Plans for the mission center include holding briefings on the level of the Director once per week regarding activity of the People’s Republic of China, specifically “issues critical to U.S. competitiveness” such as “emerging technologies, economic security, climate change and health challenges”.

“Throughout our history, CIA has stepped up to meet whatever challenges come our way,” Burns said in a statement on Thursday. “And now facing our toughest geopolitical test in a new era of great power rivalry, CIA will be at the forefront of this effort.”

The statement comes the day after the Supreme Court decided to hear a case by famous CIA torture victim Abu Zubaydah, who among other torments was waterboarded 83 times, locked in a coffin full of cockroaches for 11 days, and had his eye surgically removed without his consent.

Zubaydah is appealing for information on the CIA contract psychologists that devised his torture, James Mitchell and Bruce Jessen, an appeal which he won in a lower court. The CIA are appealing against the case by claiming that national security will be threatened.

CIA Station Chief in Islamabad, Pakistan, John Kiriakou, was both the man responsible for the capture of Zubaydah, and the only member of the Agency to go to prison over the torture program after he blew the whistle on it.

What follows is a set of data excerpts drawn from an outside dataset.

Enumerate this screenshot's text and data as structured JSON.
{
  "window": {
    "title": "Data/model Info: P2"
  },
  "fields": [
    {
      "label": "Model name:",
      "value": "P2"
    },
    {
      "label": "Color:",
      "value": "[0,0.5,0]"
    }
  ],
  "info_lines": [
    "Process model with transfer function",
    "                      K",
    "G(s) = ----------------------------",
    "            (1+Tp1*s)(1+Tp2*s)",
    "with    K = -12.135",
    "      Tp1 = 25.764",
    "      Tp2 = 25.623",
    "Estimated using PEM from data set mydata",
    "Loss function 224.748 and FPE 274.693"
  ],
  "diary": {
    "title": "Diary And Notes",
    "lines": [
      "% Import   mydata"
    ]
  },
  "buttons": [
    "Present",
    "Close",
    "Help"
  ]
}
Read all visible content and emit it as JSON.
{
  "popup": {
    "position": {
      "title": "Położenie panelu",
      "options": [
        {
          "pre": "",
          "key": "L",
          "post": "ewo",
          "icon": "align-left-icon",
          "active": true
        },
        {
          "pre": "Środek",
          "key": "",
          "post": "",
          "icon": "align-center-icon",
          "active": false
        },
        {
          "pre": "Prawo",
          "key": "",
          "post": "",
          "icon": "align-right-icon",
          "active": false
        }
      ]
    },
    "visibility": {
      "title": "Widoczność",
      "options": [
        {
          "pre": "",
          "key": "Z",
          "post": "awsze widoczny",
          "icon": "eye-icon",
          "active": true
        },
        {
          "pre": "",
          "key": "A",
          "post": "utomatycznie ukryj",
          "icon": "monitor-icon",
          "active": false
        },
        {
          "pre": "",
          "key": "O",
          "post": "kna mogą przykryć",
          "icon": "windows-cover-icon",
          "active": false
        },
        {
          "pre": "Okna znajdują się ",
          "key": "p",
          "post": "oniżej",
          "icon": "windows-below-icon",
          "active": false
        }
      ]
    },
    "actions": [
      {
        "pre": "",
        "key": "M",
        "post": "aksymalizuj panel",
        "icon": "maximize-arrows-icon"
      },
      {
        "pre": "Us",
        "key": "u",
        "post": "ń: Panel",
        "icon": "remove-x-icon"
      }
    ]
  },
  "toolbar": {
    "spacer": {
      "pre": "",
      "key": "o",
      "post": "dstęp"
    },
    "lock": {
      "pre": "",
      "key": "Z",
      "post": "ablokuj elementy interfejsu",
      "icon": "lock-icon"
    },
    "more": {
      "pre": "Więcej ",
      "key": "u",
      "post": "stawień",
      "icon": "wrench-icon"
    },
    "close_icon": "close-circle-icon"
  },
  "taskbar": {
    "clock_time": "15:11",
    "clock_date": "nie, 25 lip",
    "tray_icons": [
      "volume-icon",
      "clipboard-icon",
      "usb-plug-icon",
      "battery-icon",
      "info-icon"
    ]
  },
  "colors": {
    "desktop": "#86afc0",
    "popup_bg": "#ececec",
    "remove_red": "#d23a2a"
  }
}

“Next March 22nd will mark 20 years since Abu Zubaydah was taken into CIA custody,” writes Kiriakou. “He has yet to be charged with a crime—any crime. He hasn’t even been able to question the people who tortured him”.

At the forefront

It bears consideration why the CIA should be at “the forefront of this effort” in China, when history demonstrates it operates under extreme illegality against the knowledge of the American people, whenever it operates at the forefront of any effort.

Relationships between China and the U.S. have been particularly strained in the early years of the Biden presidency, who is winding down America’s involvement in the Greater Middle-East in order to focus on what is now generally referred to as “Great Power Competition”.

Of late, there have been Chinese planes allegedly flying through restricted Taiwan airspace, the UK stationing its brand new carrier group in the Indo-Pacific, the “AUKUS” security partnership and the sale of nuclear-powered submarines to Australia, and news that U.S. special forces will go to Taiwan to train their military.

The CIA for their part have claimed to be working on many cases of China recruiting U.S. citizens to pass corporate proprietary knowledge onto Chinese entities; in line with their focus on economic strength, or so-called “soft power”.

With such heightened tensions between the nuclear-armed nations, it’s only natural the CIA would get involved, though perhaps not for the benefit of anyone.

It bears repeating to list events such as the Gulf of Tonkin, which helped launch the failure in Vietnam which killed millions, the Bay of Pigs, which almost led to nuclear war, or the torture program which violated every international law and provided no actionable intelligence that led to any advancement in the War on Terror, as it was then defined.

In the Western Hemisphere, the CIA has been behind dozens of destabilizing acts against governments in Latin America through operations such as funding and arming the 1954 coup d’état in Guatemala, gun-running for the dictatorship that overthrew Joao Goulart in Brazil 1964, funding strikes and political opposition in Chile to oust Salvador Allende around the same time, and the Iran-Contra Affair, which sold weapons to the Shah of Iran, who was under arms embargo, to cover the cost of supporting the Contra rebels in Nicaragua during the 1980s in a civil war that killed tens of thousands.

Now the agency is setting its sights on China, and it’s reasonable to expect the new CMC will provide more of the same.